Overflow? How many cities are going to be more than 32767 miles apart?
(Or 2 billion miles on most PCs). Maybe in millimetres there might be a
problem.

If I were creating an assignment for a class that was required
to have certain behaviours, I would likely create test-case
drivers to be run through automatically -- and I wouldn't hesitate to
put in a test case that included very large distances, alongside
test cases that input negative numbers, strings, empty lines, and
so on.

--
"No one has the right to destroy another person's belief by
demanding empirical evidence." -- Ann Landers
Jan 14 '06 #10
>Let's look at another example:

Atlanta to Houston: 790 mi
Houseton to New York: 1610 mi
New York to Norfolk: 370 mi

By your logic, the distance between Atlanta to Norfolk would be 2770
mi, while it is actually about 560 mi.
The first example may be correct, if you're talking about airline
miles rather than as-the-missile-flies distances.
The problem you describe is usually solved by storing the position of
each city, say the latitude and longitude, then calculating the
distance between the two positions. This way all you need to do is
look up the two positions and perform the distance calculation.

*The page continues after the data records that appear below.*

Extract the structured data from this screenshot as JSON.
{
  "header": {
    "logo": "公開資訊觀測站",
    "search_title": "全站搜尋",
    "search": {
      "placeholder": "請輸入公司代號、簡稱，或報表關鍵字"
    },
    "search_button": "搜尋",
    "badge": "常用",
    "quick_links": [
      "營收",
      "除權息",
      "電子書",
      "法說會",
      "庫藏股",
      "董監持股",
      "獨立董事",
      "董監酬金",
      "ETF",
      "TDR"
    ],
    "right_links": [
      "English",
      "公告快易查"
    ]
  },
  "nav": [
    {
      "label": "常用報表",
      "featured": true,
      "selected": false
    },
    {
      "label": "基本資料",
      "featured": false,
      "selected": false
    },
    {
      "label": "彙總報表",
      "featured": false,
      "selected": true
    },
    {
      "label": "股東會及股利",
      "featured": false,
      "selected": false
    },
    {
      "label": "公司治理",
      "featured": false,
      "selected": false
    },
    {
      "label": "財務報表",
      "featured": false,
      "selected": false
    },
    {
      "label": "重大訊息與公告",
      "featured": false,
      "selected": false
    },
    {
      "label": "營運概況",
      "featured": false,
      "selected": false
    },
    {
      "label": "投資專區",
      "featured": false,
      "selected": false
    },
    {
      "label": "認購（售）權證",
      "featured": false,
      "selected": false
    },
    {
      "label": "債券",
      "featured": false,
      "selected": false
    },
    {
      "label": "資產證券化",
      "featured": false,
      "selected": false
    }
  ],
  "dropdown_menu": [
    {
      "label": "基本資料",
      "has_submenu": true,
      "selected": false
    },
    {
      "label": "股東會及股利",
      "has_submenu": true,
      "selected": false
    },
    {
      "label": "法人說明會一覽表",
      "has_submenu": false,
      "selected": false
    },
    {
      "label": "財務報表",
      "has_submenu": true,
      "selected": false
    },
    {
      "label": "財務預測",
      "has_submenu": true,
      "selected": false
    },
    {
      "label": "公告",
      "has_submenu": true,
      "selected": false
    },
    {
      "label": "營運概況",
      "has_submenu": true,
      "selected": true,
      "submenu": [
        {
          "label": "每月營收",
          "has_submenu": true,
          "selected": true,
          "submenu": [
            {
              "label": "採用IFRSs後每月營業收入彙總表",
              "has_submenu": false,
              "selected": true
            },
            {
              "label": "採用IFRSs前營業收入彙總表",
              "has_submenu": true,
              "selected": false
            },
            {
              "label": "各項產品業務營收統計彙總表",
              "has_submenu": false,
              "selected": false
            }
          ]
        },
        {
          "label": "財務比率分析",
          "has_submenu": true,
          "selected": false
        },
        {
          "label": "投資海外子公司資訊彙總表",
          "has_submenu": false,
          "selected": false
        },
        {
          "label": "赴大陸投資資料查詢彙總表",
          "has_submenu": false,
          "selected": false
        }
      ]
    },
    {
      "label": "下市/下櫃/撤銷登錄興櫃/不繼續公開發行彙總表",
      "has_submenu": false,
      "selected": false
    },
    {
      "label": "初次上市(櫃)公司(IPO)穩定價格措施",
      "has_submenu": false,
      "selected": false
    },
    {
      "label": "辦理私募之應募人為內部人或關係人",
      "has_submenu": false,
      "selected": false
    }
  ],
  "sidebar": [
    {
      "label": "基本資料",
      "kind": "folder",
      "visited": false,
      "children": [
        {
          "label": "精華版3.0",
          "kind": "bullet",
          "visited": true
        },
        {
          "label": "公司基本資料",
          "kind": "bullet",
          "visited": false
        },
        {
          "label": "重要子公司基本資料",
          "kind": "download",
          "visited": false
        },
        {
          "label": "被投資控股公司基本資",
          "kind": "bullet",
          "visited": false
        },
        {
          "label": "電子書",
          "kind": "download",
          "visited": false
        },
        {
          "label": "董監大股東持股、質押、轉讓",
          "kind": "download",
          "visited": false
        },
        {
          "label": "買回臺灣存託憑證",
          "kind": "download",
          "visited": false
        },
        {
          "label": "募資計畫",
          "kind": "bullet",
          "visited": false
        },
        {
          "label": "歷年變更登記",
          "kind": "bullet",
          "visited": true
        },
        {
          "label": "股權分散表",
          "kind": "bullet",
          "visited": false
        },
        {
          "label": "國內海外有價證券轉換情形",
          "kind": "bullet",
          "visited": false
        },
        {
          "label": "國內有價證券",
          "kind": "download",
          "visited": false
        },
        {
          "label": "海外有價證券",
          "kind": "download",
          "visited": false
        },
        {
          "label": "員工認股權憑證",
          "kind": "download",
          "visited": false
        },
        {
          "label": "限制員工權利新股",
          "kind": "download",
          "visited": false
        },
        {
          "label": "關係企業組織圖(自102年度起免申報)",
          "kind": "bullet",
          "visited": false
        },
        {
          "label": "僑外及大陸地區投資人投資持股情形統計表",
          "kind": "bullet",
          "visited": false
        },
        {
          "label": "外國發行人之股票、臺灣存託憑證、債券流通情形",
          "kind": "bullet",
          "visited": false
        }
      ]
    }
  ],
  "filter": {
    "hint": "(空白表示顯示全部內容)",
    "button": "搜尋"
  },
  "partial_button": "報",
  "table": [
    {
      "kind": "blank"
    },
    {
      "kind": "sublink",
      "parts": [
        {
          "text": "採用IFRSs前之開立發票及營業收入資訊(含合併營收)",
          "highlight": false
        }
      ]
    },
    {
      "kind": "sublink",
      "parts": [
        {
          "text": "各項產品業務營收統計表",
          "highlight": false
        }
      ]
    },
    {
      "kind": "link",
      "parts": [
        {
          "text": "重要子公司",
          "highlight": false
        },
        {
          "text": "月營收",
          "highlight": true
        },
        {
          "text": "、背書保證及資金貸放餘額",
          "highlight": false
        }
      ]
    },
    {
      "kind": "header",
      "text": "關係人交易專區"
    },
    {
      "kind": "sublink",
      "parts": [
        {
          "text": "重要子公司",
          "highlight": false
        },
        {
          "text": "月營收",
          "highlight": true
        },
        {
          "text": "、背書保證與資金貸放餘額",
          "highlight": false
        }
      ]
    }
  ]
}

Unfortunately, it's not possible to GET a (nonstop) commercial
flight from Airport A to Airport B for all possible pairs of A and
B. Things such as the Wright Amendment make certain (commercial)
flights illegal, and others just don't have enough traffic to make
them worthwhile. Also, some airports may not be able to handle all
flights (an intercontinental flight from Paris, France to Northwest
Pothole, Texas may find the runways too short for anything but crop
dusters to land).

Gordon L. Burditt
Jan 14 '06 #11
Whatever

Jan 17 '06 #12
racygirl wrote:

Whatever

I think you have been told enough times how to include proper
context even on the google interface, and you just ignore it. I
for one don't want to put up with these meaningless postings, so
goodbye. PLONK (which means your posts will never reach here in
the future).

--
"If you want to post a followup via groups.google.com, don't use
the broken "Reply" link at the bottom of the article. Click on
"show options" at the top of the article, then click on the
Jan 17 '06 #13
racygirl wrote:
Whatever

*plonk*

Brian

Jan 17 '06 #14